Moving onto other components of the Sixth Amendment, the Supreme Court has rightly construed the Confrontation Clause in recent years to prohibit the introduction of “testimonial” statements of nontestifying witnesses. The Court should clarify that “testimonial” statements include not only those prepared as a substitute for trial testimony but also those made with reasonable anticipation that they would aid a criminal investigation. As Professor Bibas notes, the vast bulk of criminal cases never proceed to trial. Courts, therefore, should focus on whether out-of-court statements served an investigatory role. If so, they should be subject to the Confrontation Clause.
These rules should apply equally to reports by forensic analysts, including autopsy reports. Every year, scientific evidence plays a larger role in the criminal justice system. Yet much of this evidence is not nearly as foolproof as the public may believe. If a defendant wishes to insist that the prosecution present live testimony from forensic analysts, the Sixth Amendment should allow him to do so. Various allowances – particularly as things like video-conferencing technology improve – might be made to make testifying easier. But courts should not be allowed to dispense with confrontation altogether, and if live testimony is impossible – because, for example, an analyst has died – then the witness’s report should be inadmissible. That’s what happens regarding eyewitness testimony, and forensic testimony should be no different.
As for the right to counsel, the Supreme Court issued a critical decision in 2010 (in a case called Padilla v. Kentucky), holding that appointed lawyers must tell defendants whether convictions would lead to deportation.
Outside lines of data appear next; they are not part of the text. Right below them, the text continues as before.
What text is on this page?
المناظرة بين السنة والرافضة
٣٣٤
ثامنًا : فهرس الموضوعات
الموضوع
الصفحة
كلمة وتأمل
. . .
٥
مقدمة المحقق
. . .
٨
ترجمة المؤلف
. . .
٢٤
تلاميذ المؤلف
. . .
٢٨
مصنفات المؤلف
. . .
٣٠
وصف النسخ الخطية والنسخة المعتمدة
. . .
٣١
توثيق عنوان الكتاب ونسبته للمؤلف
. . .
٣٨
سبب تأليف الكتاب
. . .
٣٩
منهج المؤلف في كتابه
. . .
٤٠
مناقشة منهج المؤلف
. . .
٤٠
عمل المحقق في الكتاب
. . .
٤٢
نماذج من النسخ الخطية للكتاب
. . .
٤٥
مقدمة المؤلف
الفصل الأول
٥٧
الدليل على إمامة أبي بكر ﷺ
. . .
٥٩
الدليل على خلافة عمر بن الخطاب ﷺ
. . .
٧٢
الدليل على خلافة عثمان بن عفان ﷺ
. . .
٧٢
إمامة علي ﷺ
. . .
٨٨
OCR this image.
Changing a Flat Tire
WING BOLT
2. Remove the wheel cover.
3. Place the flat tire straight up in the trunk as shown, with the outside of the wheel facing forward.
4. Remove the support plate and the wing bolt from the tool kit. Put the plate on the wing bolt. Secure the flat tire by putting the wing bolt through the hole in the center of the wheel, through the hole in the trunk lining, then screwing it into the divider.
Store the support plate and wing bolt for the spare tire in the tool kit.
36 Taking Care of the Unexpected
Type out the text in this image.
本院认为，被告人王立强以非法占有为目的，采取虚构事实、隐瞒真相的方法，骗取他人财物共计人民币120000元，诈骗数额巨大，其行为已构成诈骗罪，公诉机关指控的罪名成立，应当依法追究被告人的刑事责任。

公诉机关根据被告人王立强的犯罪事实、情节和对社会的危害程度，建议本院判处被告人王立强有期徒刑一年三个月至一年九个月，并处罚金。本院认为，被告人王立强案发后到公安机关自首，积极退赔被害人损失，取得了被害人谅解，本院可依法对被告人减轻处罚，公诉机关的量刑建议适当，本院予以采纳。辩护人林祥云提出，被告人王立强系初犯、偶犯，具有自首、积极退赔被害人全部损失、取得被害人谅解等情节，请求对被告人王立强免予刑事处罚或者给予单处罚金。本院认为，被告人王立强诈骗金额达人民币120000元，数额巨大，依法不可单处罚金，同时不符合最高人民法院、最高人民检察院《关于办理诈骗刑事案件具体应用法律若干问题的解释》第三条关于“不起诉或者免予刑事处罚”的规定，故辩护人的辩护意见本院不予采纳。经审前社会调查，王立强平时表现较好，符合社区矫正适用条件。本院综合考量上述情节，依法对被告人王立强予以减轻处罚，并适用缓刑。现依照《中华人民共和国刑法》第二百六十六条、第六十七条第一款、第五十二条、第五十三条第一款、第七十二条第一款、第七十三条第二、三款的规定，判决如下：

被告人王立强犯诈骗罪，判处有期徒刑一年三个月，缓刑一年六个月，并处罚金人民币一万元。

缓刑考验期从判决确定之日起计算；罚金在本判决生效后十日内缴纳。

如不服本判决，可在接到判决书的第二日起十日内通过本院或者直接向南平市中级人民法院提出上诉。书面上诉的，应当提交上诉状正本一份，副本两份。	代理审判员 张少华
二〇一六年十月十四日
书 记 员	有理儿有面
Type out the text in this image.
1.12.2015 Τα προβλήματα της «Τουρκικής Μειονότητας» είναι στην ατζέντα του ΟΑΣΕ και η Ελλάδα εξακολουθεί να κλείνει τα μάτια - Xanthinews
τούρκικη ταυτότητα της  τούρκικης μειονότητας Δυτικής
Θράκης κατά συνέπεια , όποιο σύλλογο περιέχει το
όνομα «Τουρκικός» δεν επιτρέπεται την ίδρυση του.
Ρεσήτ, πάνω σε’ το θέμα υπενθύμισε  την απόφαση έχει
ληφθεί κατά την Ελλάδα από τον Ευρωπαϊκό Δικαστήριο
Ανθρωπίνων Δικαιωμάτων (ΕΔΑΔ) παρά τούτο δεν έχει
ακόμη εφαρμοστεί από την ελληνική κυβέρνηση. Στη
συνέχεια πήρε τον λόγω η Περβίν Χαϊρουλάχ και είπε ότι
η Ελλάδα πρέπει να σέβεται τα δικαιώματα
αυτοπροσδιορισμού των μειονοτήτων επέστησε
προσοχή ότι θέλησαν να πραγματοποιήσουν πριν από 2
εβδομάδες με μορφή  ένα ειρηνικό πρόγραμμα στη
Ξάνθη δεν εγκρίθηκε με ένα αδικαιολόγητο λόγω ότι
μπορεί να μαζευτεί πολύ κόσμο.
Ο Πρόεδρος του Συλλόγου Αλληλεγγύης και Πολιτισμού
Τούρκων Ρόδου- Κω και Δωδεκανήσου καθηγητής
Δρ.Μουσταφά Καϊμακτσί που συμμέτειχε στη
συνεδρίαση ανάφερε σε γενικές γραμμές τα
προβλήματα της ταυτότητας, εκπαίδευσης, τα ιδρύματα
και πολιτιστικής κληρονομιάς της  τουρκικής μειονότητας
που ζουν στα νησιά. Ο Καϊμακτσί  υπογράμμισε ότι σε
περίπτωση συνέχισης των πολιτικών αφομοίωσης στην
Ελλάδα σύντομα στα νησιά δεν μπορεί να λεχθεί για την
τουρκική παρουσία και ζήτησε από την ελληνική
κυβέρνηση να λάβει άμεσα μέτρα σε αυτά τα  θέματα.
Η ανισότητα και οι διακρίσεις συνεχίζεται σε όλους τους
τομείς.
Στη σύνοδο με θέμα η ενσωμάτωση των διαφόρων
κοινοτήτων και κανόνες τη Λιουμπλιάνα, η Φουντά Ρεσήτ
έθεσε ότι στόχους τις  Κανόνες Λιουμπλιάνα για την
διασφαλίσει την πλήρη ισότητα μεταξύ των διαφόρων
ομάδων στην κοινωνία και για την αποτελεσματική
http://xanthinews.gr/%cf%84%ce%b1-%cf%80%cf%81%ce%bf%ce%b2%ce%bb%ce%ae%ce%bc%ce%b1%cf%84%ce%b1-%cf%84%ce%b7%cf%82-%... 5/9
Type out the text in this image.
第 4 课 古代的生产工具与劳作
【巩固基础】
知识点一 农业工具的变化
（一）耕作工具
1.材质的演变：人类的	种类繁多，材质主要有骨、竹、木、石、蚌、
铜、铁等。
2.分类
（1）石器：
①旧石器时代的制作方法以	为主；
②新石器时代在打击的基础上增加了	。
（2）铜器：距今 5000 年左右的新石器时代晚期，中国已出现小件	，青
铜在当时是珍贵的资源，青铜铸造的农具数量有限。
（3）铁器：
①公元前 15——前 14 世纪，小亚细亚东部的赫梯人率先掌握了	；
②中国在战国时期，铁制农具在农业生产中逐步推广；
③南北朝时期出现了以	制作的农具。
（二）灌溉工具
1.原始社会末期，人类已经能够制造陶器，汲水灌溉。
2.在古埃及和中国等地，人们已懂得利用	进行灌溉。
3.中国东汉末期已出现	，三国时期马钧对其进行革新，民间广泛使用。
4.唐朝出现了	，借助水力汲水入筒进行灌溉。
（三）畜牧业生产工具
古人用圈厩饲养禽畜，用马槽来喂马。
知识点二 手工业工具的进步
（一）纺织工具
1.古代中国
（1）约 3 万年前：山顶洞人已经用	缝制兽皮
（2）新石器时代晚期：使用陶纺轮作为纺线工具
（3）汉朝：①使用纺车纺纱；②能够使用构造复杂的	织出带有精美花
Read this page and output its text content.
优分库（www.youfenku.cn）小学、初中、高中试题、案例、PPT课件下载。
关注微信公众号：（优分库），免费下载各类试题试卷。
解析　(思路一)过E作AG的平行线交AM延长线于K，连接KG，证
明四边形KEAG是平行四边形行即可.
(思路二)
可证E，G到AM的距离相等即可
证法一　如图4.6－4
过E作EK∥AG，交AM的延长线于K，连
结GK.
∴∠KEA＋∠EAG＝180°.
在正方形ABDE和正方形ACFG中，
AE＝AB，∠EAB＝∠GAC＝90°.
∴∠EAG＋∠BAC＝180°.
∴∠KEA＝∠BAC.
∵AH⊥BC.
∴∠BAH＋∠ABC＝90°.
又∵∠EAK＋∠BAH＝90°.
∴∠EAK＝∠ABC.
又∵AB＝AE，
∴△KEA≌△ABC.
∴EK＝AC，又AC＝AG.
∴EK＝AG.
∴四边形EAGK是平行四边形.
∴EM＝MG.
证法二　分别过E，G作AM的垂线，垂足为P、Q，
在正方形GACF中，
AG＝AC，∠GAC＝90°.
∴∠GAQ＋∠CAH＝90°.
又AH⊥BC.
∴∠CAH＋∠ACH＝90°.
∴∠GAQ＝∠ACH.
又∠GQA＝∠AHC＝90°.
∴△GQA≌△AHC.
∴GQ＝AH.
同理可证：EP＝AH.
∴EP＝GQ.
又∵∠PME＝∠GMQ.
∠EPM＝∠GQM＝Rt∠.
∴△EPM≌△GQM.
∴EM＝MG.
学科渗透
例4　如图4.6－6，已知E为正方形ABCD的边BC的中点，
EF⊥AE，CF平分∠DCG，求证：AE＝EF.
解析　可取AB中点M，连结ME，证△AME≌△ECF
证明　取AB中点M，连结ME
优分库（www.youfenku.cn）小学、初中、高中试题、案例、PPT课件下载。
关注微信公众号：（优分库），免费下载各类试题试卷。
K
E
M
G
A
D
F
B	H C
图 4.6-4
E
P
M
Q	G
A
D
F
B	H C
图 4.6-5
The Court was correct to hold that lawyers must advise clients not only about potential incarceration but also about such a significant “collateral” consequence. Deportation is sometimes more important than any jail sentence. Defendants should argue in coming years that this right to adequate counseling also requires notifying defendants of consequences such as being required to register as a “sex offender” and similarly substantial consequences.